That method (1) has the DM playing the role of the player by deciding for the player what their own character does and
If you want your character to take precise actions,
you must speak precisely. If you wish to retain agency,
be your own agent. If you act carelessly, how should anyone know that it wasn't intentional?
And sure, you
could play where the DM says:
"You open the door and see a 20x20 foot room. In the middle is a porcelain vase on top of a small stone pillar. None of your characters notice it without searching, but the pillar and vase are trapped with a contact poison. Also, there's a concealed panel in the floor by the wall, but again, you'd have to search to find it. What do you do?"
I know that my table would dislike that approach. The players would feel like that breaks immersion for them quite badly. They
want to be surprised or mistaken for their carelessness. It's a fundamental part of the game.
(2) potentially breaks "immersion" so the DM and player can hash out what the character is actually doing, after the player objects to the DM taking over their character for them.

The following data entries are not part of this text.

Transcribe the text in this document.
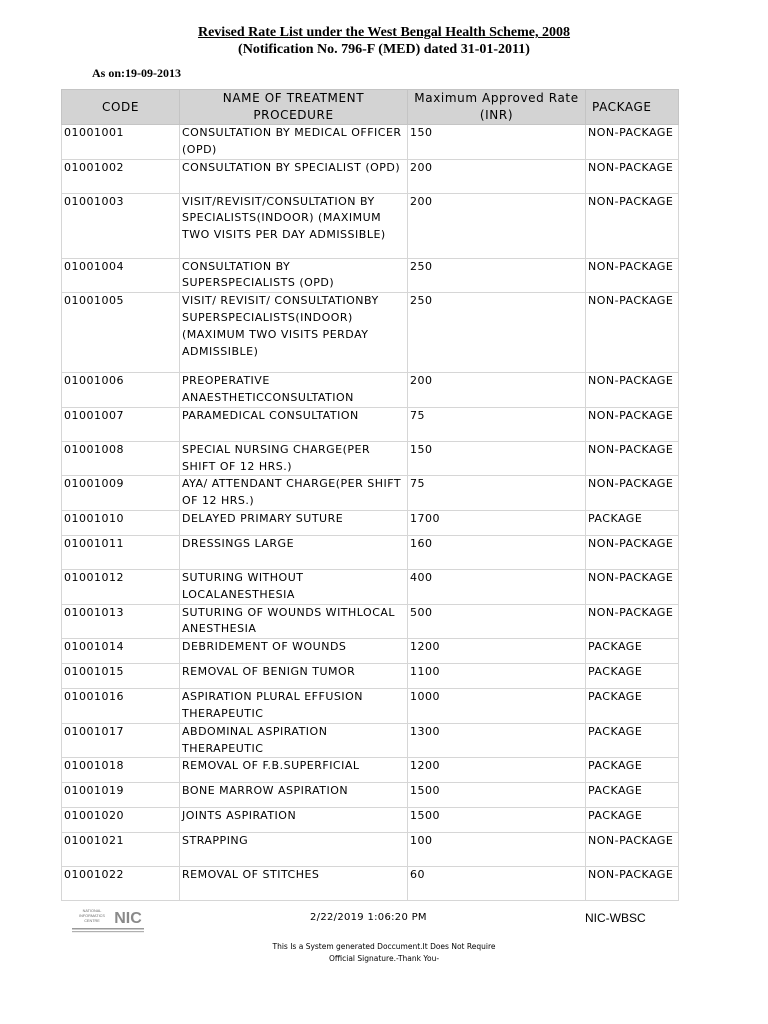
Revised Rate List under the West Bengal Health Scheme, 2008
(Notification No. 796-F (MED) dated 31-01-2011)
As on:19-09-2013
CODE	NAME OF TREATMENT PROCEDURE	Maximum Approved Rate (INR)	PACKAGE
01001001	CONSULTATION BY MEDICAL OFFICER (OPD)	150	NON-PACKAGE
01001002	CONSULTATION BY SPECIALIST (OPD)	200	NON-PACKAGE
01001003	VISIT/REVISIT/CONSULTATION BY SPECIALISTS(INDOOR) (MAXIMUM TWO VISITS PER DAY ADMISSIBLE)	200	NON-PACKAGE
01001004	CONSULTATION BY SUPERSPECIALISTS (OPD)	250	NON-PACKAGE
01001005	VISIT/ REVISIT/ CONSULTATIONBY SUPERSPECIALISTS(INDOOR) (MAXIMUM TWO VISITS PERDAY ADMISSIBLE)	250	NON-PACKAGE
01001006	PREOPERATIVE ANAESTHETICCONSULTATION	200	NON-PACKAGE
01001007	PARAMEDICAL CONSULTATION	75	NON-PACKAGE
01001008	SPECIAL NURSING CHARGE(PER SHIFT OF 12 HRS.)	150	NON-PACKAGE
01001009	AYA/ ATTENDANT CHARGE(PER SHIFT OF 12 HRS.)	75	NON-PACKAGE
01001010	DELAYED PRIMARY SUTURE	1700	PACKAGE
01001011	DRESSINGS LARGE	160	NON-PACKAGE
01001012	SUTURING WITHOUT LOCALANESTHESIA	400	NON-PACKAGE
01001013	SUTURING OF WOUNDS WITHLOCAL ANESTHESIA	500	NON-PACKAGE
01001014	DEBRIDEMENT OF WOUNDS	1200	PACKAGE
01001015	REMOVAL OF BENIGN TUMOR	1100	PACKAGE
01001016	ASPIRATION PLURAL EFFUSION THERAPEUTIC	1000	PACKAGE
01001017	ABDOMINAL ASPIRATION THERAPEUTIC	1300	PACKAGE
01001018	REMOVAL OF F.B.SUPERFICIAL	1200	PACKAGE
01001019	BONE MARROW ASPIRATION	1500	PACKAGE
01001020	JOINTS ASPIRATION	1500	PACKAGE
01001021	STRAPPING	100	NON-PACKAGE
01001022	REMOVAL OF STITCHES	60	NON-PACKAGE
NATIONAL
INFORMATICS
CENTRE NIC	2/22/2019 1:06:20 PM	NIC-WBSC
This Is a System generated Doccument.It Does Not Require
Official Signature.-Thank You-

If you care about "no metagaming" and maintaining "immersion," how does this approach serve your goals?
Rewinding time a few seconds breaks immersion far less than telling the player that traps exist that their characters don't know about and then expecting the players to roleplay honestly. Yes, they
should be able to do that, but it makes roleplaying needlessly difficult. It also eliminates an intentional game feature: keeping player knowledge and character knowledge the same to enhance verisimilitude.

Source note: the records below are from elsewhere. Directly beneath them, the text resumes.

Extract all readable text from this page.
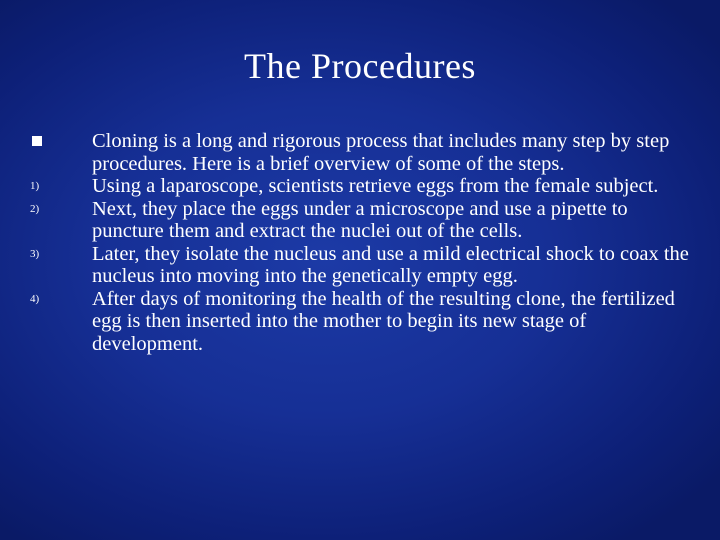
The Procedures
Cloning is a long and rigorous process that includes many step by step procedures. Here is a brief overview of some of the steps.
1)	Using a laparoscope, scientists retrieve eggs from the female subject.
2)	Next, they place the eggs under a microscope and use a pipette to puncture them and extract the nuclei out of the cells.
3)	Later, they isolate the nucleus and use a mild electrical shock to coax the nucleus into moving into the genetically empty egg.
4)	After days of monitoring the health of the resulting clone, the fertilized egg is then inserted into the mother to begin its new stage of development.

Like if the player says, "The key must be inside the vase. I run in and smash it with my club!" And the DM says, "Actually you fall into a concealed pit trap three steps into the room before you make it to the vase," I don't think that time rewind is actually breaking immersion. The character attempts to complete an intended action, and the game-world's reality intervenes in an unpleasant way. Indeed, the existence of reaction actions means this kind of temporal anomaly is literally a game mechanic for PCs and NPCs, making it unavoidable.
That's just my opinion,
but you don't need me to clarify that.
Reading the last few pages, I don't see you making any new points at all. At this point it feels like we've belabored the point well beyond critique. I think instead of continuing to claim problems with the methods we're saying work just fine for us, it's time for you to explain how you run it instead. You're clearly not making a convincing argument by just claiming our method is worse. You're just claiming it could be run differently, which isn't a particularly strong or enlightening counterpoint.